Développement de la lordose lombaire
Chez l'enfant, la lordose lombaire se dessine correctement vers l'âge de trois ans. Cette courbure permet d'absorber les forces de compression axiale lors de la marche et de la station debout.
Rôle des courbures sagittales
- Augmenter la résistance aux efforts de compression axiale en répartissant la charge sur une plus grande surface.
- Faciliter la mobilité du tronc tout en maintenant la stabilité.
- Contribuer à l'équilibre postural en position debout.
Comparaison des processus transverses
Les processus transverses diffèrent sensiblement entre les vertèbres thoraciques et lombaires.
Thoraciques
- Portent des facettes costales supérieures et inférieures, essentielles à l'articulation avec les côtes.
- Sont généralement longs et orientés légèrement vers l'arrière.
Lombaires
- Ne possèdent pas de facettes costales ; leurs processus transverses sont courts et robustes.
- Ils servent de points d'attache aux muscles du dos et aux ligaments lombaires.
Cette différence reflète la fonction de chaque segment : les thoraciques participent à la cage thoracique, tandis que les lombaires supportent le poids du corps.
Le foramen transverse et le passage de l'artère vertébrale
Le foramen transverse est une ouverture située dans le processus transverse de chaque vertèbre cervicale.
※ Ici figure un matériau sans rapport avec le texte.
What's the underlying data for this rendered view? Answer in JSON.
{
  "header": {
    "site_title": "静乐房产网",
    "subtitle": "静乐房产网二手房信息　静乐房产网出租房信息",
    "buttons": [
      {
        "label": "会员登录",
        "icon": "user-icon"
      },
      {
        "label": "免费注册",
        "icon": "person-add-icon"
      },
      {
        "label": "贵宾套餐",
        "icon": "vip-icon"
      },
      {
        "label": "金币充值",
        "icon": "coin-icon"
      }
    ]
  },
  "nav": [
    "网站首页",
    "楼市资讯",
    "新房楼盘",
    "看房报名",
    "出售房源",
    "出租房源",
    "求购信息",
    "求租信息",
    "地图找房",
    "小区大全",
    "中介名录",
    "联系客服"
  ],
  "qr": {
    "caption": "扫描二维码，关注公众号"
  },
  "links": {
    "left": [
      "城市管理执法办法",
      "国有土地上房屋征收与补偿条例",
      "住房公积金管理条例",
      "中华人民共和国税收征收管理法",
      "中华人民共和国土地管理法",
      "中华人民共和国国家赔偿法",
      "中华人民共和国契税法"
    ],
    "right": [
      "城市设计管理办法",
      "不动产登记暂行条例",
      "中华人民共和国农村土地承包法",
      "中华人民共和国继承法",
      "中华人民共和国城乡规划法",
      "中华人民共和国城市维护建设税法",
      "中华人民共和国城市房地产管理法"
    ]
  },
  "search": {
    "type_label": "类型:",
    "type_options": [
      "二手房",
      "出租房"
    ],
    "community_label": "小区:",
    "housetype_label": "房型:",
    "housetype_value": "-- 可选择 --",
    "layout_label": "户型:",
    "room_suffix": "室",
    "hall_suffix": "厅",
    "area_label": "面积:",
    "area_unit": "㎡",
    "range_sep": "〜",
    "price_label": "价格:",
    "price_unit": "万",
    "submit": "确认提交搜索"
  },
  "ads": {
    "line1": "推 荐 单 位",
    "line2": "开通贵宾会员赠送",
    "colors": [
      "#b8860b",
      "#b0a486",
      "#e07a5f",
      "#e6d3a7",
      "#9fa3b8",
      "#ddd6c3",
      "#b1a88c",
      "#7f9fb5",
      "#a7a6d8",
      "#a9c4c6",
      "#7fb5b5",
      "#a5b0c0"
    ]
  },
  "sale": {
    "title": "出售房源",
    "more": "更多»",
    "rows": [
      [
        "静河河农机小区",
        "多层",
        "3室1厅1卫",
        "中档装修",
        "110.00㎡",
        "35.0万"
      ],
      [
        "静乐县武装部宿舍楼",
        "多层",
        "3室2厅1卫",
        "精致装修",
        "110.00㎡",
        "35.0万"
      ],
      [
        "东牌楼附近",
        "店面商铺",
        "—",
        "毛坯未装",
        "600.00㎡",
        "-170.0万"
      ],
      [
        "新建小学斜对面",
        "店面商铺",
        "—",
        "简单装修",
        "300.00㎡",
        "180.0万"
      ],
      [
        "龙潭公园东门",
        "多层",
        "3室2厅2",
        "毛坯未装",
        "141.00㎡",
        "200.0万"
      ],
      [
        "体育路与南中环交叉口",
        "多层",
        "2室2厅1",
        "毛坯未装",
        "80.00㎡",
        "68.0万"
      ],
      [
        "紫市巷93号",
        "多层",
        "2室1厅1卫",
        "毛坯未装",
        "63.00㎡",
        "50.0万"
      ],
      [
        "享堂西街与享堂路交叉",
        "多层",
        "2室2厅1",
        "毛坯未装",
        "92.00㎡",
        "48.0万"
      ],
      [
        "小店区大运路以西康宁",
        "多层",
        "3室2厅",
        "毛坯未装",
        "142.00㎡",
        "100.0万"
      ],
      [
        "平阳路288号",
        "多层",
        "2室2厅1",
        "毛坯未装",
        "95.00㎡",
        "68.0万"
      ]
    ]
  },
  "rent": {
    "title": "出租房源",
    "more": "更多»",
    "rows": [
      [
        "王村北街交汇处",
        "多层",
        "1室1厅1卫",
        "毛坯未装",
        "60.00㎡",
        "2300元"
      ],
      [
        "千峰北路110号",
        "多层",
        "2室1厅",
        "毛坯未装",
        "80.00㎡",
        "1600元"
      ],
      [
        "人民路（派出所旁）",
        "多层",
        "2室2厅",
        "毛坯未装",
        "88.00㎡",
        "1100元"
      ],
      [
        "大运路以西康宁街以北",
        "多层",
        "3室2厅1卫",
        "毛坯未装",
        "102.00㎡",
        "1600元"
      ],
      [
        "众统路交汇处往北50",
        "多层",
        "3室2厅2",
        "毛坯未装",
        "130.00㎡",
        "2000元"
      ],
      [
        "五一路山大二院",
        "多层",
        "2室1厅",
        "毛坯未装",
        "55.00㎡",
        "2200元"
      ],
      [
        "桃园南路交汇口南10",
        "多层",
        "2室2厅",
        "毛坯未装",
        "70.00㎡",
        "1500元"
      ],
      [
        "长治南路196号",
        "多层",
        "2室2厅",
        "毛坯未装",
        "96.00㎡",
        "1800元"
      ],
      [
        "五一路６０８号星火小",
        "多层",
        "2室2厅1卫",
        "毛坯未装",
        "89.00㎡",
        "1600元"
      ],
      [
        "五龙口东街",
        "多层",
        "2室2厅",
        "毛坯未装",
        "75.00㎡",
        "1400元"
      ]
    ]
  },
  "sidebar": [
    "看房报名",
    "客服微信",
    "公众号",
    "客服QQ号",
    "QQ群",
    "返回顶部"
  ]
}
Son rôle principal est de laisser passer l'artère vertébrale, qui irrigue la partie supérieure du cerveau.
Vertèbre avec foramen le plus volumineux
L'Atlas (C1) possède le foramen transverse le plus large du rachis cervical, assurant un passage sans restriction de l'artère vertébrale. Les vertèbres suivantes (C2‑C7) ont des foramens plus étroits, adaptés à la taille réduite de l'artère à ces niveaux.
Récapitulatif des points clés
- Le rachis cervical compte 7 vertèbres, dont C1 sans corps et C2 avec processus odontoïde.
- Les processus transverses thoraciques portent des facettes costales, contrairement aux lombaires.
- Le segment sacro‑coccygien est le plus fixe du rachis, les vertèbres sacrées étant soudées.
- La lordose lombaire apparaît vers 3 ans et augmente la résistance aux forces de compression.
- L'Atlas possède le plus grand foramen transverse, permettant le passage de l'artère vertébrale.
- Les courbures sagittales augmentent la résistance axiale du rachis.
- C7 est la vertèbre proéminente qui marque la transition cervical‑thoracique.
- Le segment lombaire, notamment L5, supporte la majeure partie du poids corporel.
Ces connaissances sont essentielles pour comprendre la physiologie du dos, diagnostiquer les pathologies vertébrales et planifier les interventions chirurgicales ou de rééducation.